Microplastics (MPs) and nanoplastics (NPs) can serve as a vector for other harmful pollutants. However, current MP research is largely based on experiments with uniform particles. In reality, environmental MPs are more heterogenous in size and shape and are transformed upon entering the environment. There is a critical need to generate environmentally relevant MPs to better investigate MP interactions with organic compounds in laboratory experiments. Further, eco-corona formation, or interaction with Natural Organic Matter (NOM), is a surface specific interaction that can dictate particle behavior and mobility. The objective of this study is to characterize and quantify eco-corona formation and its impact on environmentally relevant MPs. Cryomilling was successfully utilized to transform polystyrene (PS) bulk material into heterogenous fragments. Additionally, an ultraviolet light chamber was employed to simulate sunlight on the fragments. Fourier transform infrared spectroscopy (FTIR) and x-ray photoelectron spectroscopy (XPS) were used to measure changes in surface chemistry due to photooxidation and cryomilling of plastics. Cryomilling didn’t alter the surface chemistry of the plastic. UV aging increased the oxygen content on the particle surfaces. Coulter counter and Nanoparticle Tracking Analysis (NTA) were used to measure the size distributions of the generated MPs. Ongoing work includes eco-corona formation experiments utilizing 3 main components of NOM (proteins, humic substances, and polysaccharides). Adsorption isotherms coupled with Quartz Crystal Microbalance with Dissipation (QCM-D) and XPS surface chemistry measurements will be utilized to better understand organic compound interaction with MP surfaces and the impacts of eco-corona formation on pollutant adsorption and particle stability.
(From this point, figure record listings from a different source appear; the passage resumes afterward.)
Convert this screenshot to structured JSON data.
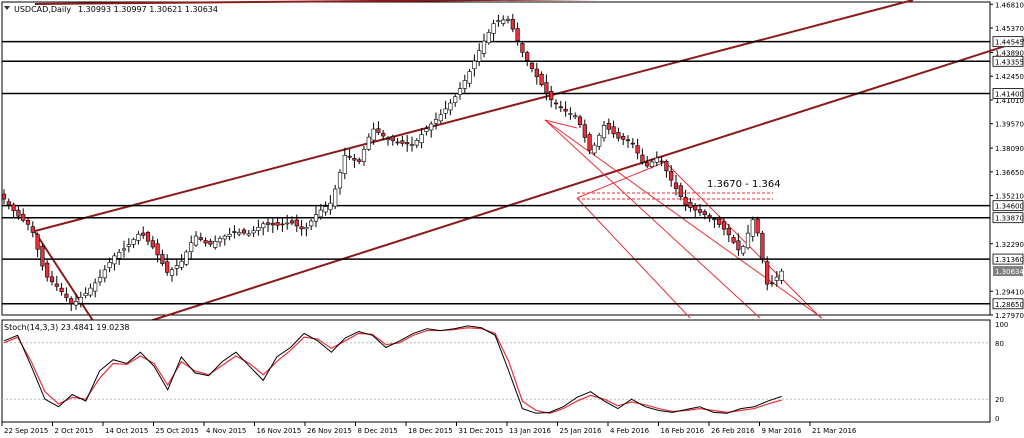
{
  "header": {
    "symbol_label": "USDCAD,Daily",
    "ohlc": "1.30993 1.30997 1.30621 1.30634"
  },
  "chart_data": {
    "type": "candlestick",
    "title": "USDCAD,Daily",
    "colors": {
      "bull": "#ffffff",
      "bear": "#e8303a",
      "outline": "#000000",
      "channel": "#8b1a1a",
      "stoch_main": "#000000",
      "stoch_signal": "#e8303a",
      "current_label": "#7f7f7f"
    },
    "ylim": [
      1.2797,
      1.4695
    ],
    "y_ticks": [
      "1.46810",
      "1.45370",
      "1.43890",
      "1.42450",
      "1.41010",
      "1.39570",
      "1.38090",
      "1.36650",
      "1.35210",
      "1.32290",
      "1.29410",
      "1.27970"
    ],
    "x_tick_labels": [
      "22 Sep 2015",
      "2 Oct 2015",
      "14 Oct 2015",
      "25 Oct 2015",
      "4 Nov 2015",
      "16 Nov 2015",
      "26 Nov 2015",
      "8 Dec 2015",
      "18 Dec 2015",
      "31 Dec 2015",
      "13 Jan 2016",
      "25 Jan 2016",
      "4 Feb 2016",
      "16 Feb 2016",
      "26 Feb 2016",
      "9 Mar 2016",
      "21 Mar 2016"
    ],
    "horizontal_levels": [
      "1.44545",
      "1.43355",
      "1.41400",
      "1.34600",
      "1.33870",
      "1.31360",
      "1.28650"
    ],
    "current_price": "1.30634",
    "annotation": "1.3670 - 1.364",
    "anchors": [
      1.35,
      1.34,
      1.333,
      1.304,
      1.296,
      1.286,
      1.293,
      1.302,
      1.315,
      1.321,
      1.33,
      1.32,
      1.305,
      1.312,
      1.328,
      1.322,
      1.327,
      1.33,
      1.329,
      1.335,
      1.334,
      1.336,
      1.331,
      1.342,
      1.348,
      1.377,
      1.372,
      1.393,
      1.387,
      1.384,
      1.383,
      1.393,
      1.401,
      1.411,
      1.425,
      1.443,
      1.458,
      1.459,
      1.439,
      1.425,
      1.411,
      1.404,
      1.4,
      1.378,
      1.395,
      1.387,
      1.385,
      1.369,
      1.376,
      1.36,
      1.346,
      1.342,
      1.338,
      1.33,
      1.317,
      1.34,
      1.296,
      1.3063
    ],
    "stochastic": {
      "label": "Stoch(14,3,3) 23.4841 19.0238",
      "levels": [
        "100",
        "80",
        "20",
        "0"
      ],
      "main": [
        82,
        88,
        55,
        20,
        12,
        25,
        18,
        50,
        62,
        58,
        70,
        55,
        30,
        65,
        48,
        45,
        60,
        70,
        55,
        40,
        65,
        75,
        90,
        82,
        70,
        85,
        92,
        88,
        75,
        82,
        90,
        95,
        93,
        95,
        98,
        96,
        88,
        50,
        10,
        5,
        6,
        12,
        22,
        28,
        18,
        10,
        20,
        12,
        8,
        6,
        9,
        12,
        6,
        5,
        10,
        12,
        18,
        23
      ],
      "signal": [
        80,
        86,
        60,
        28,
        15,
        22,
        20,
        42,
        58,
        57,
        66,
        58,
        35,
        60,
        50,
        46,
        56,
        66,
        58,
        46,
        60,
        72,
        86,
        84,
        74,
        82,
        90,
        89,
        78,
        80,
        88,
        93,
        93,
        94,
        96,
        95,
        90,
        60,
        18,
        8,
        5,
        10,
        18,
        24,
        20,
        13,
        17,
        14,
        10,
        7,
        8,
        10,
        8,
        6,
        8,
        10,
        15,
        19
      ]
    }
  }
}
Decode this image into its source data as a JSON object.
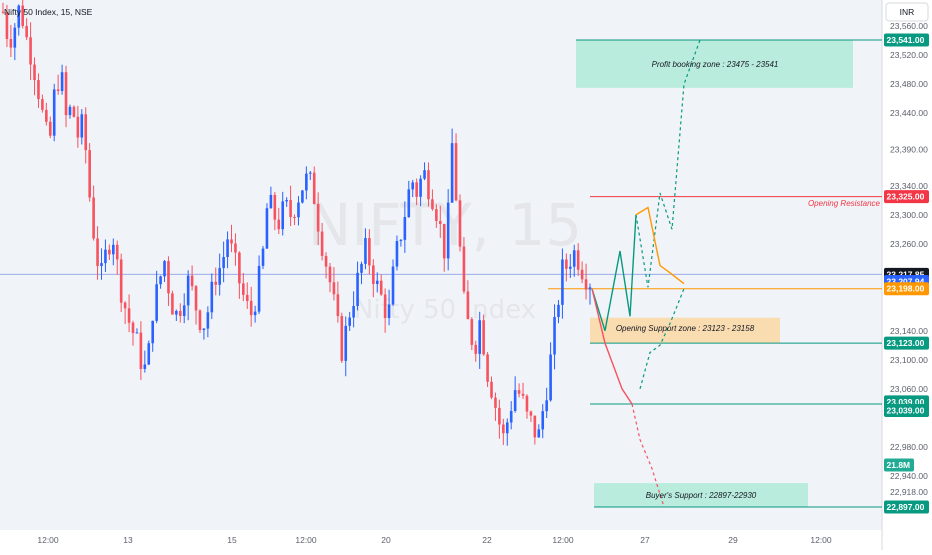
{
  "symbol_header": "Nifty 50 Index, 15, NSE",
  "watermark": {
    "symbol": "NIFTY, 15",
    "subtitle": "Nifty 50 Index"
  },
  "currency_button": "INR",
  "price_axis": {
    "ticks": [
      23560,
      23520,
      23480,
      23440,
      23390,
      23340,
      23300,
      23260,
      23140,
      23100,
      23060,
      22980,
      22940,
      22918
    ],
    "tick_labels": [
      "23,560.00",
      "23,520.00",
      "23,480.00",
      "23,440.00",
      "23,390.00",
      "23,340.00",
      "23,300.00",
      "23,260.00",
      "23,140.00",
      "23,100.00",
      "23,060.00",
      "22,980.00",
      "22,940.00",
      "22,918.00"
    ]
  },
  "price_tags": [
    {
      "text": "23,541.00",
      "price": 23541,
      "color": "#089981"
    },
    {
      "text": "23,325.00",
      "price": 23325,
      "color": "#f23645"
    },
    {
      "text": "23,217.85",
      "price": 23217.85,
      "color": "#131722"
    },
    {
      "text": "23,207.94",
      "price": 23207.94,
      "color": "#2962ff"
    },
    {
      "text": "23,198.00",
      "price": 23198,
      "color": "#ff9800"
    },
    {
      "text": "23,123.00",
      "price": 23123,
      "color": "#089981"
    },
    {
      "text": "23,039.00",
      "price": 23042,
      "color": "#089981"
    },
    {
      "text": "23,039.00",
      "price": 23030,
      "color": "#089981"
    },
    {
      "text": "21.8M",
      "price": 22955,
      "color": "#22ab94"
    },
    {
      "text": "22,897.00",
      "price": 22897,
      "color": "#089981"
    }
  ],
  "time_axis": [
    "12:00",
    "13",
    "15",
    "12:00",
    "20",
    "22",
    "12:00",
    "27",
    "29",
    "12:00"
  ],
  "annotations": {
    "profit_zone": "Profit booking zone :  23475 - 23541",
    "opening_resistance": "Opening Resistance",
    "support_zone": "Opening Support zone :  23123 - 23158",
    "buyers_support": "Buyer's Support :  22897-22930"
  },
  "colors": {
    "up": "#2962ff",
    "down": "#f7525f",
    "zone_green": "#b2ebd8",
    "zone_orange": "#fbd9a8",
    "teal": "#089981",
    "red": "#f23645",
    "orange": "#ff9800"
  },
  "chart_data": {
    "type": "candlestick",
    "title": "Nifty 50 Index, 15, NSE",
    "ylim": [
      22880,
      23575
    ],
    "levels": [
      {
        "name": "Profit booking zone",
        "from": 23475,
        "to": 23541
      },
      {
        "name": "Opening Resistance",
        "value": 23325
      },
      {
        "name": "Opening Support zone",
        "from": 23123,
        "to": 23158
      },
      {
        "name": "Support",
        "value": 23039
      },
      {
        "name": "Buyer's Support",
        "from": 22897,
        "to": 22930
      }
    ],
    "last_price": 23217.85,
    "volume": "21.8M",
    "close_path": [
      23580,
      23540,
      23560,
      23590,
      23545,
      23520,
      23480,
      23430,
      23390,
      23470,
      23500,
      23430,
      23450,
      23410,
      23425,
      23330,
      23260,
      23210,
      23250,
      23280,
      23220,
      23180,
      23150,
      23130,
      23100,
      23080,
      23170,
      23200,
      23240,
      23190,
      23160,
      23180,
      23210,
      23190,
      23160,
      23150,
      23180,
      23220,
      23230,
      23270,
      23240,
      23210,
      23180,
      23160,
      23190,
      23230,
      23320,
      23300,
      23290,
      23310,
      23300,
      23320,
      23340,
      23350,
      23330,
      23280,
      23240,
      23200,
      23150,
      23110,
      23160,
      23190,
      23220,
      23250,
      23230,
      23200,
      23180,
      23160,
      23230,
      23270,
      23310,
      23350,
      23330,
      23360,
      23340,
      23320,
      23280,
      23240,
      23400,
      23300,
      23180,
      23140,
      23120,
      23160,
      23090,
      23060,
      23020,
      22990,
      23030,
      23060,
      23050,
      23020,
      23010,
      22990,
      23040,
      23090,
      23150,
      23220,
      23230,
      23250,
      23240,
      23220,
      23210
    ],
    "projections": [
      {
        "name": "bullish",
        "prices": [
          23198,
          23140,
          23250,
          23160,
          23300,
          23200,
          23330,
          23280,
          23480,
          23541
        ]
      },
      {
        "name": "bearish",
        "prices": [
          23198,
          23123,
          23060,
          23039,
          22990,
          22950,
          22897
        ]
      }
    ]
  }
}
Plastic pollution is a growing concern. To analyze plastics in environmental samples, plastics need to be isolated. We present an acidic/oxidative method optimized to preserve plastics while digesting synthetic cellulose acetate and a range of organics encountered in environmental samples. Cellulose acetate was chosen for optimization as it can be purchased as a reference material, can co-occur with plastics in environmental samples and, if it can be completely digested, is a potential filter material for the collection of nano- and micro-plastics from natural waters. Other forms of particulate organic matter (POM) were chosen to provide a range of chemistries that might alter digestion efficiency and due to the interest in the community of isolating plastics from samples where these organics occur. For instance, microalgal POM occurs in lake and ocean waters, riverine POM in rivers, and inclusion of tuna provides a test for the suitability of the method for isolating plastics from animal tissues. The method is a one-pot overnight (16-18 hours) digestion in 5 M nitric acid with 0.3 M sodium persulfate heated to 80 °C. We will present results of this method, including high retention >99% by mass of C-C bonded polymers polyethylene, polypropylene, and polystyrene, and >96% by mass of polyethylene terephthalate. Discussion will also include recommendations for the application of this method, as well as limitations and areas for future improvement.